И здесь вдруг впервые и единственный раз в творчестве Набокова наступает крах стиля. Цинциннат лепечет, оговаривается, путается в словах, мир плывет перед глазами смертника, возникает косноязычие:
«У меня лучшая часть слов в бегах, — признается Цинциннат Ц. в своих записях, — и не откликаются на трубу, а другие — калеки».
Вот этот мир слов-калек, который до того использовался Набоковым только для передачи пошлых мыслей пошлых людей, в «Приглашении на казнь» становится единственно возможным средством самовыражения человека, над которым навис топор, и именно здесь, в выборе слов-калек, Набоков сближается с теми чуждыми ему направлениями в литературе, которые взрывают стиль как негодное средство. Ибо что такое стиль в экзистенциальном измерении? Стиль — это не просто человек, как утверждает формула Бюффона, но человек, нашедший в своем слове общую меру между собой и миром, то есть человек, подчинивший и одомашнивший мир. Но когда нет общей меры, как ее нет в «Записках из подполья» или у обэриутов, то тогда стиль стремится к самоуничтожению, порождая стиль-калеку, обрывочный, рваный суррогат стиля, который отражает не приобретение мира, а потерю его.
Когда нет спасения, нет спасения и в слове. Все опустошено. Спаситель, роющий спасительный туннель, оказывается не кем иным, как препошлейшим месье Пьером, который отрубит герою голову. Вместо друга-соперника Кончеева другом героя в «Приглашении на казнь» прикидывается палач.

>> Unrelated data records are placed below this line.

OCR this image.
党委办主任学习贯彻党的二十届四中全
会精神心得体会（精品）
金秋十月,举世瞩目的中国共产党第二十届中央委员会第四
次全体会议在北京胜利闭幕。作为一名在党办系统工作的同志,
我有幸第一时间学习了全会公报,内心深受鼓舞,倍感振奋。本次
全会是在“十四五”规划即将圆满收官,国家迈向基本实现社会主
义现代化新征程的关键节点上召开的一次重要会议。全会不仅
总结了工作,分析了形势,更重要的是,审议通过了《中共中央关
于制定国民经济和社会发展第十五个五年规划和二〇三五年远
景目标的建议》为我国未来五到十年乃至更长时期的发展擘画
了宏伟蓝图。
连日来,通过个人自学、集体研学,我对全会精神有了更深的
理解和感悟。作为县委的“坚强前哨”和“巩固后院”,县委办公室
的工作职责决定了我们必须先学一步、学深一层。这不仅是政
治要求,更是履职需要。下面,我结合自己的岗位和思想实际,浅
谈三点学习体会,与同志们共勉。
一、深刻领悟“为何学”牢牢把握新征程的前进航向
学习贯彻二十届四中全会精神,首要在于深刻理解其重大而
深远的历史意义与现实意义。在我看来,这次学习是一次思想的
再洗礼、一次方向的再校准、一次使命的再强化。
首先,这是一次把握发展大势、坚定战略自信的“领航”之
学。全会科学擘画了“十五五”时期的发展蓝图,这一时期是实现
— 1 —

«Все сошлось, — констатирует Цинциннат в нетвердых словах, — то есть все обмануло — все это театральное, жалкое, — посулы ветреницы, влажный взгляд матери, стук за стеной, доброхотство соседа, наконец — холмы, подернувшиеся смертельной сыпью… Все обмануло, сойдясь, все. Вот тупик тутошней жизни, — и не в ее тесных пределах надо было искать спасения. Странно, что я искал спасения…»
Герой оказывается в предельном состоянии одиночества:
«Нет в мире ни одного человека, говорящего на моем языке».
По-прежнему, как и всегда, остается единственная опора на собственное «я»:
«Я дохожу путем постепенного разоблачения до последней, неделимой, твердой, сияющей точки, и эта точка говорит: я есмь!.. и мне довольно этой точки — собственно, больше ничего не надо».
Но, поскольку речь здесь идет о невыносимом страдании, сил на самолюбование больше нет:
«Я не облизываюсь над своей личностью, не затеваю со своей душой жаркой возни в темной комнате». «Как мне страшно, — доносится до нас голос героя: — Как мне тошно. Но меня у меня не отнимет никто».
Эта вера в свое «я» оказывается сильнее топора. Когда Цинциннату на плахе, при скоплении народа, отрубили голову, он подумал:
«Зачем я тут? отчего так лежу?» — и, задав себе этот простой вопрос, он отвечал тем, что привстал и осмотрелся…
…Зрители были совсем, совсем прозрачны, и уже никуда не годились, и все подавались куда-то, шарахаясь, — только задние нарисованные ряды оставались на месте… Все расползалось. Все падало. Винтовой вихрь забирал и крутил пыль, тряпки, крашеные щепки, мелкие обломки позлащенного гипса, картонные кирпичи, афиши; летела сухая мгла; и Цинциннат пошел среди пыли и падших вещей и трепетавших полотен, направляясь в ту сторону, где, судя по голосам, стояли существа, подобные ему.